# Exercise Sheet \#6 - SQLite

In this sheet, we will use the [SQLite sample database](http://www.sqlitetutorial.net/wp-content/uploads/2018/03/chinook.zip) to explore (and learn!) the SQL language.

First, make sure (1) you installed [SQLite](https://www.sqlite.org/download.html) on your computer, and (2) you downloaded (and unzipped in your working directory) the Sample database using the link given above.

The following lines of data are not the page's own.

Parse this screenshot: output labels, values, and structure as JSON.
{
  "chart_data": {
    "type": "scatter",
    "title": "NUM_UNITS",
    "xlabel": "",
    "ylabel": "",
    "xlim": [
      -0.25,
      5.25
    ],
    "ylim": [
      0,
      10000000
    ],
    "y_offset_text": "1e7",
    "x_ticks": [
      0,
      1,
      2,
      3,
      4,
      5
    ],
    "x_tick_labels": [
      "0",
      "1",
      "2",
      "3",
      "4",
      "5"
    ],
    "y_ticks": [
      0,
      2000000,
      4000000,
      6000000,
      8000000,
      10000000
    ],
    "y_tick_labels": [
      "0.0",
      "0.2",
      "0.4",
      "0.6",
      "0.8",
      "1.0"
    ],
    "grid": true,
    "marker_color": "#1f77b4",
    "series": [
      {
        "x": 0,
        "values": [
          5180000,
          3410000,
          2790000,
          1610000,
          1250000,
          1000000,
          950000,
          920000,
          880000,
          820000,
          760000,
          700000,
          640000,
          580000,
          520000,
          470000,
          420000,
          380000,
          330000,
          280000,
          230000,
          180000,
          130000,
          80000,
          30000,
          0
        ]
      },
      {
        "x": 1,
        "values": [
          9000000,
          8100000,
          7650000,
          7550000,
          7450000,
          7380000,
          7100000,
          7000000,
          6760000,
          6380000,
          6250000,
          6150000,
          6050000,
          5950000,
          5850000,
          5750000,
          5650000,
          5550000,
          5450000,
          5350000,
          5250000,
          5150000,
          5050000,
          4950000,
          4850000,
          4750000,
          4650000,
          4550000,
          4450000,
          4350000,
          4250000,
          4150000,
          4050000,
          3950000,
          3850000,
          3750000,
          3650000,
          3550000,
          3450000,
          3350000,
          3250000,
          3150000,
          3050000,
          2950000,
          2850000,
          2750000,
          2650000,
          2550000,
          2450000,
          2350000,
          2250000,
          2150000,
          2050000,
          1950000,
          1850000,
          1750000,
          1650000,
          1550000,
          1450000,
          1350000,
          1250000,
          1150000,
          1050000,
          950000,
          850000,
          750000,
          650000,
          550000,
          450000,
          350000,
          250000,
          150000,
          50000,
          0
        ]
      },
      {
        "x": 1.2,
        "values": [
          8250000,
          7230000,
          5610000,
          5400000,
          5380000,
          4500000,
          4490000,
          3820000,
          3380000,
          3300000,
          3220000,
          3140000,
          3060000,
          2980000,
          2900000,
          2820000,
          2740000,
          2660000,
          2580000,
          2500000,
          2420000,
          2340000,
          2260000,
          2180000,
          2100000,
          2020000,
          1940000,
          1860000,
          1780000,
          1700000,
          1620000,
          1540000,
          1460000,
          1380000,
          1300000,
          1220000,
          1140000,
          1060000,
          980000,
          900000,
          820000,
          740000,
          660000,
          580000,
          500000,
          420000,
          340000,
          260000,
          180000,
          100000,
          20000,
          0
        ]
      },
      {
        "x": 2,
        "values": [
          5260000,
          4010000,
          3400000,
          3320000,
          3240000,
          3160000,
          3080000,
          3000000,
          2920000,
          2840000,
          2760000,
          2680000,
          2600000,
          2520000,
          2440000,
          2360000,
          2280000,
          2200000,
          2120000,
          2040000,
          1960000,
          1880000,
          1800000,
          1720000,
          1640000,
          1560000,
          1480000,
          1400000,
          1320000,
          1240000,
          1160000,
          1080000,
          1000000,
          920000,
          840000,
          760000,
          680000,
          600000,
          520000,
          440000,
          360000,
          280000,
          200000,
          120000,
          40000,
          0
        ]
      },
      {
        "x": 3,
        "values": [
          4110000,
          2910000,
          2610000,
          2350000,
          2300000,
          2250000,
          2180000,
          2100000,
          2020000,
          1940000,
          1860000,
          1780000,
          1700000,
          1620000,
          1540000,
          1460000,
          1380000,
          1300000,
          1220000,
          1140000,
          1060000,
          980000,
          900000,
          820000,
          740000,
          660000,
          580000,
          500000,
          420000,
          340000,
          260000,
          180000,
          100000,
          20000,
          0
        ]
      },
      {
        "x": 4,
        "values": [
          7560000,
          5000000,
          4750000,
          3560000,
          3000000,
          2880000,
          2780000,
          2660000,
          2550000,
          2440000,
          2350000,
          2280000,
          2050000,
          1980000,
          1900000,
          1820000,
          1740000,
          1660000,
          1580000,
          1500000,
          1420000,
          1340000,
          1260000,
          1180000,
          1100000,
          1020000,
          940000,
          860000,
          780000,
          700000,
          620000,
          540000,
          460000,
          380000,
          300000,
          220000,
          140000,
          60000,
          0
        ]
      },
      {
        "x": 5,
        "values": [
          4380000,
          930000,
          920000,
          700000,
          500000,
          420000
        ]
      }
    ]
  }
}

Recall the Data Model of that database is available [here](http://www.sqlitetutorial.net/wp-content/uploads/2015/11/sqlite-sample-database-color.jpg).

For each question below, write the corresponding query and **run it on the sample data base** using either the sqlite3 interpreter or sqlitestudio or an equivalent tool.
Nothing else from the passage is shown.